The lake seethed and churned with struggle. “He’s down there, fighting it,” said Uncle Gunnar. “He leaped after you, got you free —passed you over to me, and then the monster dragged him under— He’s fighting for his life down there, and I can’t go help him. If the thing got both of us, there’d be no one to take you home. I can’t help him, oh Cosmos, I can’t help him!”
They sat waiting for a long time as night closed in on the swamp. Once a little bell tinkled in the dark. Pete screamed and huddled against Uncle Gunnar.
The man swore softly, brokenly.
The lake quieted. In the last gleam of light, Pete thought he could see blood on its surface.
Nothing came out of it.
Uncle Gunnar stood up. “I'm going down,” he said in a harsh, strange voice. “Wait here. I’ll be right back.”
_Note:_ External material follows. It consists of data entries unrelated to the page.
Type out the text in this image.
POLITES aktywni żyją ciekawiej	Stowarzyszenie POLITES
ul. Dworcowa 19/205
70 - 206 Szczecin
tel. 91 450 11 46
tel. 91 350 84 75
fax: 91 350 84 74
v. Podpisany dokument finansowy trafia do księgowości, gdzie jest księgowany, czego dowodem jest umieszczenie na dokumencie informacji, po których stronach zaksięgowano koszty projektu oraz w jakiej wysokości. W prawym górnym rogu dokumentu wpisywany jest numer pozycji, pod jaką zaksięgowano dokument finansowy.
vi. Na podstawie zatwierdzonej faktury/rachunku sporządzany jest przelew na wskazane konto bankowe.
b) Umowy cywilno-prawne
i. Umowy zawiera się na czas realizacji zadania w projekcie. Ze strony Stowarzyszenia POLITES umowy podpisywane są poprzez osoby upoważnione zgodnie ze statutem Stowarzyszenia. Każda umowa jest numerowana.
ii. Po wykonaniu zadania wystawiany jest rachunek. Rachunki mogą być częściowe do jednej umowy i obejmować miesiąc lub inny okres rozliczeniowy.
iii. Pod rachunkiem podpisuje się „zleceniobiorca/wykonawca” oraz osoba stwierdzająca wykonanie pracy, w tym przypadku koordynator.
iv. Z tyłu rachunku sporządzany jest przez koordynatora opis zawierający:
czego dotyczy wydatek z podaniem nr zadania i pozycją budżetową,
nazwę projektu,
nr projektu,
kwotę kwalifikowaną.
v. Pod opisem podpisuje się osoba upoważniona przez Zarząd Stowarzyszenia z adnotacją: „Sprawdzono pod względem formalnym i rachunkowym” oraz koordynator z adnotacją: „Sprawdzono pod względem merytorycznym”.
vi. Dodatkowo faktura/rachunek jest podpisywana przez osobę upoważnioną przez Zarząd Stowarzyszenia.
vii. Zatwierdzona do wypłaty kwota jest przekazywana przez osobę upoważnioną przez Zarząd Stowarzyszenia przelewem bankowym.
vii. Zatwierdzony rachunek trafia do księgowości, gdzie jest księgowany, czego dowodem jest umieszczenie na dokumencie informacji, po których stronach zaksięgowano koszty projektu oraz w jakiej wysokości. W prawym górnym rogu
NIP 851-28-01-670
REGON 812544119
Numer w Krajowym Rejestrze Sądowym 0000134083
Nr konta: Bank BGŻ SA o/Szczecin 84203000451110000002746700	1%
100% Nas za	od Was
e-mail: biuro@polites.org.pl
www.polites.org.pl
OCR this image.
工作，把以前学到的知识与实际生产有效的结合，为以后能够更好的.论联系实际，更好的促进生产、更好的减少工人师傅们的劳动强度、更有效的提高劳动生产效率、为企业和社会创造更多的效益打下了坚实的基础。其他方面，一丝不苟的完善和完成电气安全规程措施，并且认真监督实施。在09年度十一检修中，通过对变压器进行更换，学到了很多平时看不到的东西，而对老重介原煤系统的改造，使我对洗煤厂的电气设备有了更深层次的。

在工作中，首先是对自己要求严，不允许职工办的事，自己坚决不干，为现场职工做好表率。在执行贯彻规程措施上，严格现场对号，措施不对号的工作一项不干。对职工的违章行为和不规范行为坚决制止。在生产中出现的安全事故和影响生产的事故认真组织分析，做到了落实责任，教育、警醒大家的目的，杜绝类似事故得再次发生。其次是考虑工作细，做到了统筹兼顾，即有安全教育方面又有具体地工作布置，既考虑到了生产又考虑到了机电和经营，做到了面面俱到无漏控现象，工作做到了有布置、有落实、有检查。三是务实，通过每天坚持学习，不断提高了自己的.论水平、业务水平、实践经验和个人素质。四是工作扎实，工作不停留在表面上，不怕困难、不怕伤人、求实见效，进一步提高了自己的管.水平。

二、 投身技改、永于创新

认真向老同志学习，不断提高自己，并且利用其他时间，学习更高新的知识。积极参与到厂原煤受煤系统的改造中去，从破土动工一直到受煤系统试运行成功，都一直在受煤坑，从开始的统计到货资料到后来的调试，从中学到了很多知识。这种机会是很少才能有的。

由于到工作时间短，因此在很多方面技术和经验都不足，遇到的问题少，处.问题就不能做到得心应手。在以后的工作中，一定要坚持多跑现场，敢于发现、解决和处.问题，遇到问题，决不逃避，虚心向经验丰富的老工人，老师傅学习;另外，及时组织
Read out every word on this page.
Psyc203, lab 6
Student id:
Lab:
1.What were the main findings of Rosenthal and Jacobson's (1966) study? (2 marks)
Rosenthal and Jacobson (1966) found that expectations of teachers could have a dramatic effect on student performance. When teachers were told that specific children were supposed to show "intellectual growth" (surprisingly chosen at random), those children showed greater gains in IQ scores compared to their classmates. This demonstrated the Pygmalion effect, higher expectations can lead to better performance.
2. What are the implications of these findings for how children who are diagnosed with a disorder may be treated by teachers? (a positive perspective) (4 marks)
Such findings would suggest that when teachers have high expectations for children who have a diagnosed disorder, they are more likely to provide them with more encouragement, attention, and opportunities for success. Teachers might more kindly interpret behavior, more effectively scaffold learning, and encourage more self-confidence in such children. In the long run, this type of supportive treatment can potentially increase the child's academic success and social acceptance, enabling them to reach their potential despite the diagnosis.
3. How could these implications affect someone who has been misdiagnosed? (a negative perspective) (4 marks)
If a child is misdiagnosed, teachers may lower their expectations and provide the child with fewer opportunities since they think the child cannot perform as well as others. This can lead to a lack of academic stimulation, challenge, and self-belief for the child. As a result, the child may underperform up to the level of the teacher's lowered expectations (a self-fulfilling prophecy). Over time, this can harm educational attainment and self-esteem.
He stepped into the lake and his head went under. Pete shivered on the bank and tried not to scream. Another little chime pealed, he clutched the muddy ground with his hands and held his jaws shut with all the strength that was in him.
Uncle Gunnar came up again and waded back to shore. He moved slowly and wearily, like an old man, and flopped down as if all the strength had gone from him.
“They’re both dead,” he whispered. “I felt them down there. Tobur knifed it to death, but it broke his neck in the last struggle. They’re both dead.” Suddenly he rolled over and buried his face in his hands.
“Oh, Tobur, Tobur, you old windbag, it’s going to be an empty world without you!”
Pete sat very quiet, for he had never seen a man cry before.